Of course, the absence of a 500-year linear history does mean we need to grapple with a much more chaotic, much less organised concept of history than the neatly drawn genealogies that colour the introductory chapters of our favourite PIL textbooks. But shouldn’t “law as chaos” resonate with TWAIL and CLS much more than “law as planned order”? After all, one of the main tenets of critical studies is the believe in law’s radical indeterminacy. Legal rules can be used to defend most any position and hence cannot really be legitimate or authoritative. All law is, to use a classic term, penumbral, and every case of adjudication, hard or not, requires judicial legislation. And since justice does not consist in the impartial application of rules derived from prior consent, then the specifics of the law tend to follow the interests of those with power. There is no “original Vitorian sin” needed in this story. No five-century long overarching plan. From a Critical and TWAIL point of view, the history of ius gentium can lean into oppression because most law does, not because it is the origin story of our own oppressive concept of international law and its 19th-century legacies of racism and Eurocentrism.

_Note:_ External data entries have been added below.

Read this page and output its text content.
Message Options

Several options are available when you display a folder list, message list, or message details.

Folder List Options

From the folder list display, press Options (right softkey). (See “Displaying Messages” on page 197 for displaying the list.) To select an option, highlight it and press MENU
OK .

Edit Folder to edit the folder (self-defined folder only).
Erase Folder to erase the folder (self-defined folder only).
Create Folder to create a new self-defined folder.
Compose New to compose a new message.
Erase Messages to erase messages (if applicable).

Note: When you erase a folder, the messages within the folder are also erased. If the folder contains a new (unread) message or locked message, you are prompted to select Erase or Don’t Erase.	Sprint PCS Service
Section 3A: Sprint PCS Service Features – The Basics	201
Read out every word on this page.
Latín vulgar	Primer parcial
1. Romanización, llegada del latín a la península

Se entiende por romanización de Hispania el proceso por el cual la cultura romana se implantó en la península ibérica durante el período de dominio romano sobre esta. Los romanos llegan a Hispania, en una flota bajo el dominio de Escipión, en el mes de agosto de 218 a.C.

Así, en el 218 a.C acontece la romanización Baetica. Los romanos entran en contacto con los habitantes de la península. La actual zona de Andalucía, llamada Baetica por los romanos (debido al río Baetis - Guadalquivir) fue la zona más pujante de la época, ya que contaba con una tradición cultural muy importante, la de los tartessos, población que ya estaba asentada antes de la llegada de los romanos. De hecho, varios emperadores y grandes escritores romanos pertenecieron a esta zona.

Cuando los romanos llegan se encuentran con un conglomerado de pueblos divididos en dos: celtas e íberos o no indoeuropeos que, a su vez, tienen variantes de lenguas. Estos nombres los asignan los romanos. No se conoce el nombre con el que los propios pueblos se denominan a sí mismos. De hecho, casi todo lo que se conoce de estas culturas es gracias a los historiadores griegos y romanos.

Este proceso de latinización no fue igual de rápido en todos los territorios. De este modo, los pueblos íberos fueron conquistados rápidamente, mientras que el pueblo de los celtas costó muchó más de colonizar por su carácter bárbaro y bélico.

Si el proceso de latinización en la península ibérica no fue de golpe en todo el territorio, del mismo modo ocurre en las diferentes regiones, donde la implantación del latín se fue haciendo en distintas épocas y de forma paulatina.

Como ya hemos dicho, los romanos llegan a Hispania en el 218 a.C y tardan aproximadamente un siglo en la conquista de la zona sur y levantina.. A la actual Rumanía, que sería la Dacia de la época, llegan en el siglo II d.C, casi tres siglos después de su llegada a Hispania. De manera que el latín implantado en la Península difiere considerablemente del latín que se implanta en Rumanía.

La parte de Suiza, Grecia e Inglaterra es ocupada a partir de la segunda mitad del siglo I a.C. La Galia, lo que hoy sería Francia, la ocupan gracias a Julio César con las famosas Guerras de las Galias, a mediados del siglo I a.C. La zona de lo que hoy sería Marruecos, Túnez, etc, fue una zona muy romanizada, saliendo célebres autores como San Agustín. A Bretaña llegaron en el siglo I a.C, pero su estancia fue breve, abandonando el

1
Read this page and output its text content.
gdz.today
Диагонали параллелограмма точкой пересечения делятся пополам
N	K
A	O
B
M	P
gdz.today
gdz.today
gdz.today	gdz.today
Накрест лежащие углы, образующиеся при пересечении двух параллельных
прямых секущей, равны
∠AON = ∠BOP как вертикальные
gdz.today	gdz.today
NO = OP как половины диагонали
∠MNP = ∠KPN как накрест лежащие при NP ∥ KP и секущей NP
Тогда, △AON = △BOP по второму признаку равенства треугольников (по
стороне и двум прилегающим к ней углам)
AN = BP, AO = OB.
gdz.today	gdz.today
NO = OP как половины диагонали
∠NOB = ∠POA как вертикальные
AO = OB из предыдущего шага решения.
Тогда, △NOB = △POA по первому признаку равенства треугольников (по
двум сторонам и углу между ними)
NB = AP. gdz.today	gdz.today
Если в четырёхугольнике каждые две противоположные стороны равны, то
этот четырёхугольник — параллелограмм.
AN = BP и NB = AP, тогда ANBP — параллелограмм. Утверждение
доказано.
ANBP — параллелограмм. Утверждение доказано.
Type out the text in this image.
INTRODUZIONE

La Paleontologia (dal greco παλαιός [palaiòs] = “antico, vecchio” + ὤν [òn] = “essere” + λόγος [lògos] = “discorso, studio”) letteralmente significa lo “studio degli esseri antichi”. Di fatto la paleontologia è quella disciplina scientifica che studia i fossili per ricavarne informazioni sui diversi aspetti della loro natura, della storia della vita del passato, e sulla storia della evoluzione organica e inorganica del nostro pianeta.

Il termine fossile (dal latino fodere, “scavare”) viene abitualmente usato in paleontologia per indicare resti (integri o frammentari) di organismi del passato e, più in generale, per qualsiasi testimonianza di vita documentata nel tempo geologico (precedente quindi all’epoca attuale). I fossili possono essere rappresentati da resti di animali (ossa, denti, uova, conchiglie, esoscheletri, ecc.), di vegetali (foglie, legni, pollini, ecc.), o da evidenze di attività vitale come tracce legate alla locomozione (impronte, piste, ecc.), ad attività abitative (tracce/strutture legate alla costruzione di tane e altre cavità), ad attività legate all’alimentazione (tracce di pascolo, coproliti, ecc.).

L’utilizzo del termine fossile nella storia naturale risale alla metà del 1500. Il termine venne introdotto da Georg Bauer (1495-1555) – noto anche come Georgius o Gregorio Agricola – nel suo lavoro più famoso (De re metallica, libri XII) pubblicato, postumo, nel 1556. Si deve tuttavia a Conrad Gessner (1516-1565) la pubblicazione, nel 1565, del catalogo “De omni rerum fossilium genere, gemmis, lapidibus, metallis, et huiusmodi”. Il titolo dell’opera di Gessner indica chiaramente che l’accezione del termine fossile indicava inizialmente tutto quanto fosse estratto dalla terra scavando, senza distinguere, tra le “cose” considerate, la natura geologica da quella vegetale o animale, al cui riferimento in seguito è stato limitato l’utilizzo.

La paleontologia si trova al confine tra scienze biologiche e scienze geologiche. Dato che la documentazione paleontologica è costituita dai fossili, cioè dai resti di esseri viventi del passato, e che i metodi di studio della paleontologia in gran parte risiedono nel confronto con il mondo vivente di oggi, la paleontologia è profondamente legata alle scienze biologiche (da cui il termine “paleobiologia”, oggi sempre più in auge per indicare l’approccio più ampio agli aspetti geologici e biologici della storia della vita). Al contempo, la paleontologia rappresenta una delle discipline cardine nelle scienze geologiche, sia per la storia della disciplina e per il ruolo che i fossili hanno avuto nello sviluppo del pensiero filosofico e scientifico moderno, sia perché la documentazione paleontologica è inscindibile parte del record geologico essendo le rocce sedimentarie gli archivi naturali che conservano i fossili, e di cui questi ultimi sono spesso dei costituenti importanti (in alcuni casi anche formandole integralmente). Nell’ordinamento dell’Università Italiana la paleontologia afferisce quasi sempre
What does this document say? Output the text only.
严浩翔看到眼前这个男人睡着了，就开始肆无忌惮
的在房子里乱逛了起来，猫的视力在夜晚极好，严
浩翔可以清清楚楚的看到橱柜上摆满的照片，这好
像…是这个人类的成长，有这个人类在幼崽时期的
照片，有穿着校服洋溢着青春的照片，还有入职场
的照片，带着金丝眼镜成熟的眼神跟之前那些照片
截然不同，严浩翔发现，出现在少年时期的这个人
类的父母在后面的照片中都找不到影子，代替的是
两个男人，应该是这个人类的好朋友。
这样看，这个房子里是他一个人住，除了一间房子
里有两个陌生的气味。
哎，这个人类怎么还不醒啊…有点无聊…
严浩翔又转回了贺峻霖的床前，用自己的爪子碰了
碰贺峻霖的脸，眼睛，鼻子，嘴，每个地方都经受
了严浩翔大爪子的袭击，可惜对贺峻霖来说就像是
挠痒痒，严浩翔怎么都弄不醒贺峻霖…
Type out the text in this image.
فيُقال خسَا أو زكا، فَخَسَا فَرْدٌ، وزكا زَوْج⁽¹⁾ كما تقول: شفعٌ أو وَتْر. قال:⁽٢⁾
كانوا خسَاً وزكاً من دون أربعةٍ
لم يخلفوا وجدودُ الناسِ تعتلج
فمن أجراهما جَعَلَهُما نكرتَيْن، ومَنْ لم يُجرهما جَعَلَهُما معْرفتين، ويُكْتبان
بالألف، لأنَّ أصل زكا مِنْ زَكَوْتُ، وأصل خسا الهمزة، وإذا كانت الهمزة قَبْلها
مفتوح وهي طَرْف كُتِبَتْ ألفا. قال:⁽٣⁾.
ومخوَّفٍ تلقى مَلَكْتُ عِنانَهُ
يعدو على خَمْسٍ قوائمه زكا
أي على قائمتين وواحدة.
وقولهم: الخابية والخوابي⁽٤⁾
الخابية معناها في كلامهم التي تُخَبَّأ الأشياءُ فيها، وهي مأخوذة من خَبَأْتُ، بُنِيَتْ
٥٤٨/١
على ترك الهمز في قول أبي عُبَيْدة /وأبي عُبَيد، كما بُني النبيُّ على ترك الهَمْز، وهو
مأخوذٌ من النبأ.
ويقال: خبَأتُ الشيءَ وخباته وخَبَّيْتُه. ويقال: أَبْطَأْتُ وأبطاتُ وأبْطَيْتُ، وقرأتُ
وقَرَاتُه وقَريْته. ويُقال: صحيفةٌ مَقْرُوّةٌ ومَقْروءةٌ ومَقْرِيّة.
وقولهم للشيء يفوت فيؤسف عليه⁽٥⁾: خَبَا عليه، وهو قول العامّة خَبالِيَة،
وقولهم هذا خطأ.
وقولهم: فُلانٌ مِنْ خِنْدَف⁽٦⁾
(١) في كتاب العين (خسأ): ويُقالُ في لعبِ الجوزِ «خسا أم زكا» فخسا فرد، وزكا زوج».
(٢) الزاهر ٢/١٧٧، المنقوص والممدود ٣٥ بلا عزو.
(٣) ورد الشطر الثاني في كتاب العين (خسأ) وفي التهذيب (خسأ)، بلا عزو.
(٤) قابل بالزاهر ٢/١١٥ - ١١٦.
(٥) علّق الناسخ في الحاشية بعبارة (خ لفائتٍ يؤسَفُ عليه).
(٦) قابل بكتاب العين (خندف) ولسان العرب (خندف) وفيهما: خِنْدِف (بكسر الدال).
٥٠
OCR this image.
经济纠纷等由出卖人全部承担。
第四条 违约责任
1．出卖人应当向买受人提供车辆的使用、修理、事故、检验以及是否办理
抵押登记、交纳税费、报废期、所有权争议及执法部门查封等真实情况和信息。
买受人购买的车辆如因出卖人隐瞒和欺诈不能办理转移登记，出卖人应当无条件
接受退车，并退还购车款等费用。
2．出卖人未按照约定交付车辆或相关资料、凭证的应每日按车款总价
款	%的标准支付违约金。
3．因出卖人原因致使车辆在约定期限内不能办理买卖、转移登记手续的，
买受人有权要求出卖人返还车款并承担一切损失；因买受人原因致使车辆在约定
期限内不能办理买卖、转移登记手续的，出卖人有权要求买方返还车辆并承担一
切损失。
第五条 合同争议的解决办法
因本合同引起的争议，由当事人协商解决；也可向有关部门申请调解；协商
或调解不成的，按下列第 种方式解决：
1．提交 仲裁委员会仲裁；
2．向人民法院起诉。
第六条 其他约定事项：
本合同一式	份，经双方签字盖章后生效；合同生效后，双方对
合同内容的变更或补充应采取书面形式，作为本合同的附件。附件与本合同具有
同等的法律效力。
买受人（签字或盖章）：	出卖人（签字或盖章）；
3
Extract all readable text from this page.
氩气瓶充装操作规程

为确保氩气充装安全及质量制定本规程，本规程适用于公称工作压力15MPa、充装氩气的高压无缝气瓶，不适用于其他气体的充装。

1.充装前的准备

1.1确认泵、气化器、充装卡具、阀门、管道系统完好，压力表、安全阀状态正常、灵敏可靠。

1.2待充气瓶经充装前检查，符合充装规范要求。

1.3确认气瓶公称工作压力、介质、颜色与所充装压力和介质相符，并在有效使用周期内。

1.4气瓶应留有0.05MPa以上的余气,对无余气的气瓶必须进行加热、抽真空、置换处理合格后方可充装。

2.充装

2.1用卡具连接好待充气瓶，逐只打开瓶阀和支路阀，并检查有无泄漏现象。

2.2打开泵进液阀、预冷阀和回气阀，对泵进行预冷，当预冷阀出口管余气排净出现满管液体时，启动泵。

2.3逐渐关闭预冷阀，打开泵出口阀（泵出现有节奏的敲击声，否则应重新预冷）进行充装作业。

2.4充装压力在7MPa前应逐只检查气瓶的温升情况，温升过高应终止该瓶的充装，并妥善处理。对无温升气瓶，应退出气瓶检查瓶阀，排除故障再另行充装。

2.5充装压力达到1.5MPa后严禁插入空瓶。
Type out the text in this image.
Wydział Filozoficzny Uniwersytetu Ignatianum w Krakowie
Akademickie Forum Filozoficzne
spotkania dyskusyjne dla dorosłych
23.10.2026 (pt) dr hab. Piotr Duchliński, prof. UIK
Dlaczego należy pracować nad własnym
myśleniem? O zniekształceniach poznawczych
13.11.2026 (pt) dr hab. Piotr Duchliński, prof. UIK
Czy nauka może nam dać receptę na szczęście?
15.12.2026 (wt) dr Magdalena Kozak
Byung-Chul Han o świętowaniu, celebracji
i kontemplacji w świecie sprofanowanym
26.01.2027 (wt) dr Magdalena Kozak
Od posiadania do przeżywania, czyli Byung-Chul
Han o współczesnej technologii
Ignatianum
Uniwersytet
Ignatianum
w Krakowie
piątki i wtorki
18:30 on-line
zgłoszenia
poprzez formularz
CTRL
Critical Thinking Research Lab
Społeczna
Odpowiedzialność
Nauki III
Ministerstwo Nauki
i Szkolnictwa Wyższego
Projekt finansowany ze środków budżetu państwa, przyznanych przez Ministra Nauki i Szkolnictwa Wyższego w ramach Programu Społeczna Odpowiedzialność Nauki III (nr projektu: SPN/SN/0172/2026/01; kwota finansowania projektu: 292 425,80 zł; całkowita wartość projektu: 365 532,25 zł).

These brief posts will not of course, as I said before, solve the Orford-Skinner or the Orford-Hunter Debate. Like all Great Debates, we may end up reading and re-reading them for many years to come. But I do hope that in these lines I may offer a different perspective on how to approach them: not as the expression of a necessary methodological incompatibility between our disciplines, but as a pool of wisdom from which to extract valuable lessons in the construction of our interdisciplinary common future – one where historians see law as language and where lawyers see context as linguistics.